A failed acquisition made someone $280M. He wasn’t even trying.

19 hours ago 3

In 1928 Alexander Fleming went on vacation and left a petri dish out. Came back to mold growing on it. Most people would’ve thrown it away.

He looked closer. The mold was killing bacteria around it.

That accident became penicillin. Saved millions of lives.

He wasn’t hunting for antibiotics. He was just already in the lab doing the work. The discovery walked into his workflow.

Same thing happened with Bezos and Google.

  1. Amazon acquires a startup called Junglee. Acquisition was basically a disaster. But one employee, Ram Shriram, introduces Bezos to two guys named Larry and Sergey.

They show him a prototype. He writes a $250k check on the spot into their $1M seed round.

2004 Google IPOs. That $250k becomes $280M. Held today it would be $20B.

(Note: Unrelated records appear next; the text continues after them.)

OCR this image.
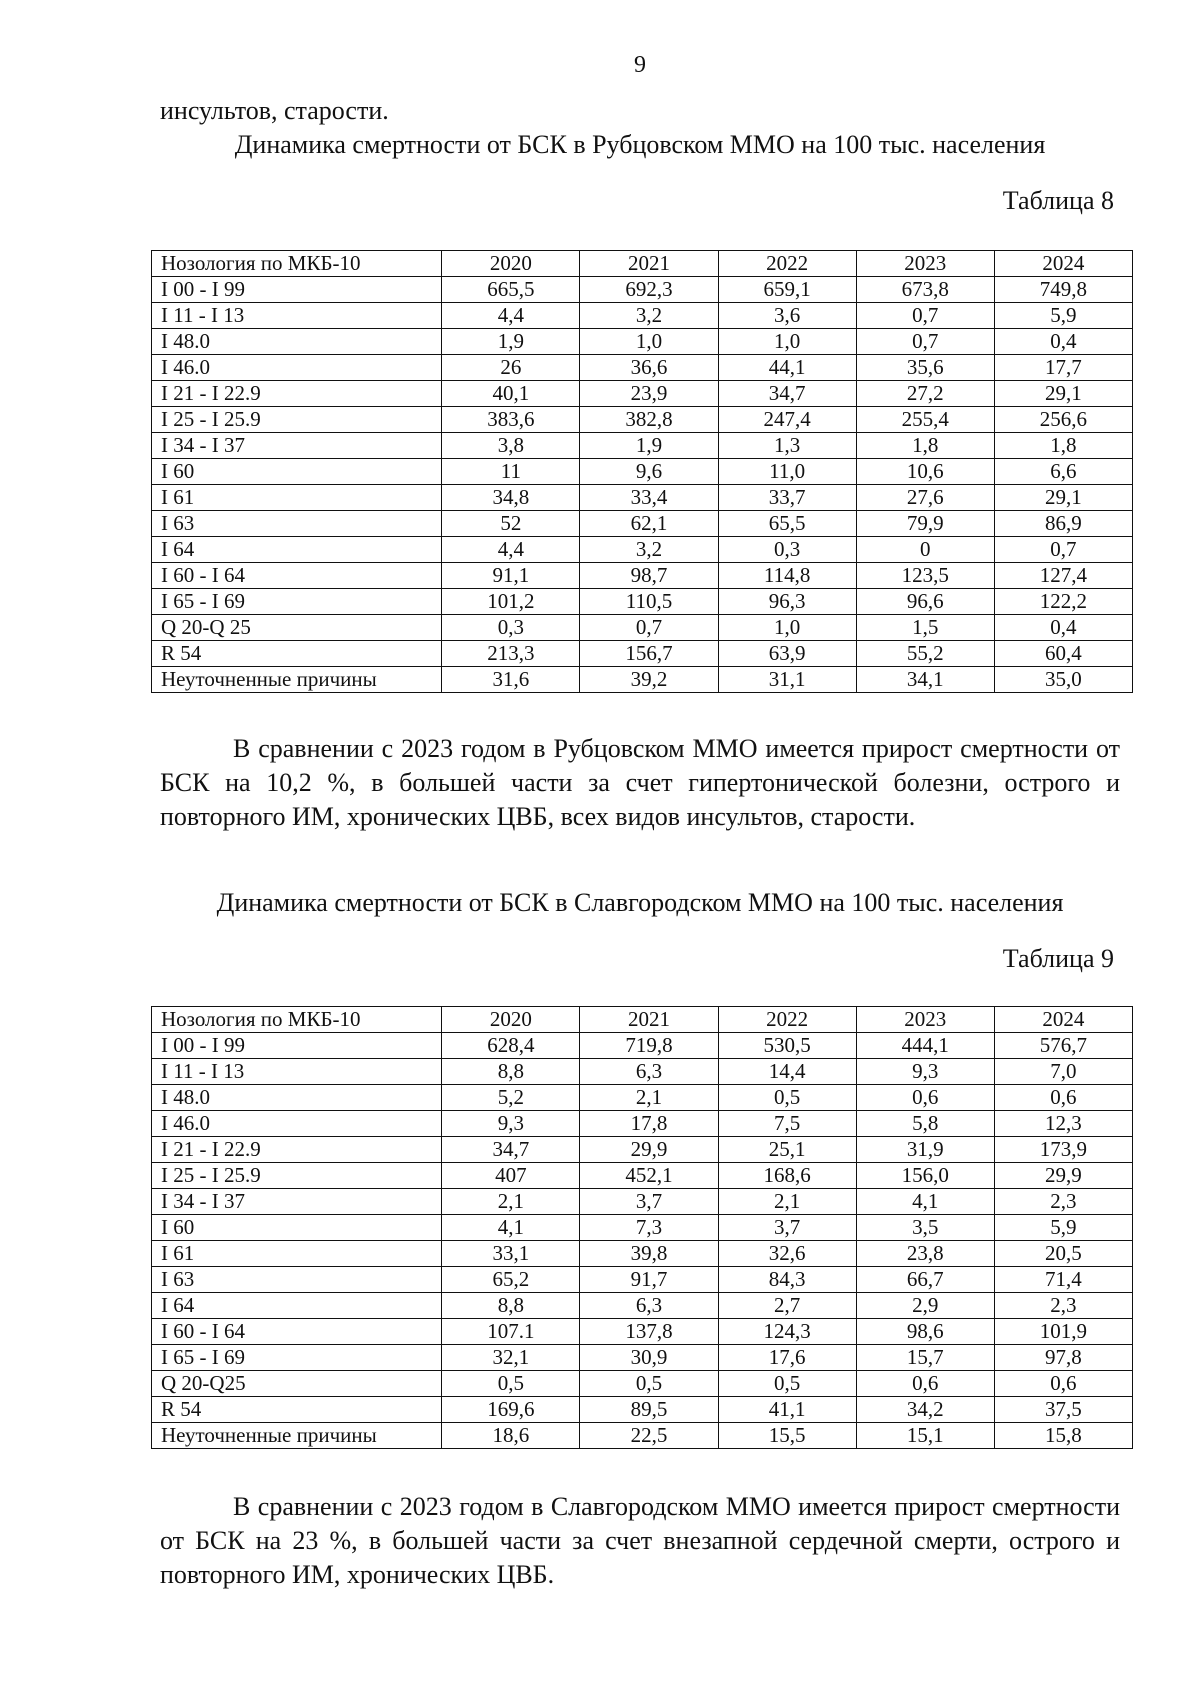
9
инсультов, старости.
Динамика смертности от БСК в Рубцовском ММО на 100 тыс. населения
Таблица 8
Нозология по МКБ-10	2020	2021	2022	2023	2024
I 00 - I 99	665,5	692,3	659,1	673,8	749,8
I 11 - I 13	4,4	3,2	3,6	0,7	5,9
I 48.0	1,9	1,0	1,0	0,7	0,4
I 46.0	26	36,6	44,1	35,6	17,7
I 21 - I 22.9	40,1	23,9	34,7	27,2	29,1
I 25 - I 25.9	383,6	382,8	247,4	255,4	256,6
I 34 - I 37	3,8	1,9	1,3	1,8	1,8
I 60	11	9,6	11,0	10,6	6,6
I 61	34,8	33,4	33,7	27,6	29,1
I 63	52	62,1	65,5	79,9	86,9
I 64	4,4	3,2	0,3	0	0,7
I 60 - I 64	91,1	98,7	114,8	123,5	127,4
I 65 - I 69	101,2	110,5	96,3	96,6	122,2
Q 20-Q 25	0,3	0,7	1,0	1,5	0,4
R 54	213,3	156,7	63,9	55,2	60,4
Неуточненные причины	31,6	39,2	31,1	34,1	35,0
В сравнении с 2023 годом в Рубцовском ММО имеется прирост смертности от БСК на 10,2 %, в большей части за счет гипертонической болезни, острого и повторного ИМ, хронических ЦВБ, всех видов инсультов, старости.
Динамика смертности от БСК в Славгородском ММО на 100 тыс. населения
Таблица 9
Нозология по МКБ-10	2020	2021	2022	2023	2024
I 00 - I 99	628,4	719,8	530,5	444,1	576,7
I 11 - I 13	8,8	6,3	14,4	9,3	7,0
I 48.0	5,2	2,1	0,5	0,6	0,6
I 46.0	9,3	17,8	7,5	5,8	12,3
I 21 - I 22.9	34,7	29,9	25,1	31,9	173,9
I 25 - I 25.9	407	452,1	168,6	156,0	29,9
I 34 - I 37	2,1	3,7	2,1	4,1	2,3
I 60	4,1	7,3	3,7	3,5	5,9
I 61	33,1	39,8	32,6	23,8	20,5
I 63	65,2	91,7	84,3	66,7	71,4
I 64	8,8	6,3	2,7	2,9	2,3
I 60 - I 64	107.1	137,8	124,3	98,6	101,9
I 65 - I 69	32,1	30,9	17,6	15,7	97,8
Q 20-Q25	0,5	0,5	0,5	0,6	0,6
R 54	169,6	89,5	41,1	34,2	37,5
Неуточненные причины	18,6	22,5	15,5	15,1	15,8
В сравнении с 2023 годом в Славгородском ММО имеется прирост смертности от БСК на 23 %, в большей части за счет внезапной сердечной смерти, острого и повторного ИМ, хронических ЦВБ.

Bezos wasn’t hunting for deals. He was already in the flow. Meeting smart people. Building things. The opportunity just showed up because he was already in the room.

That’s the reality of startup investing. The best deals don’t come from cold outreach and deal hunting. They come from already being in motion. Already surrounded by people building.

Fleming found penicillin because he was already in the lab. Bezos found Google because he was already in the game.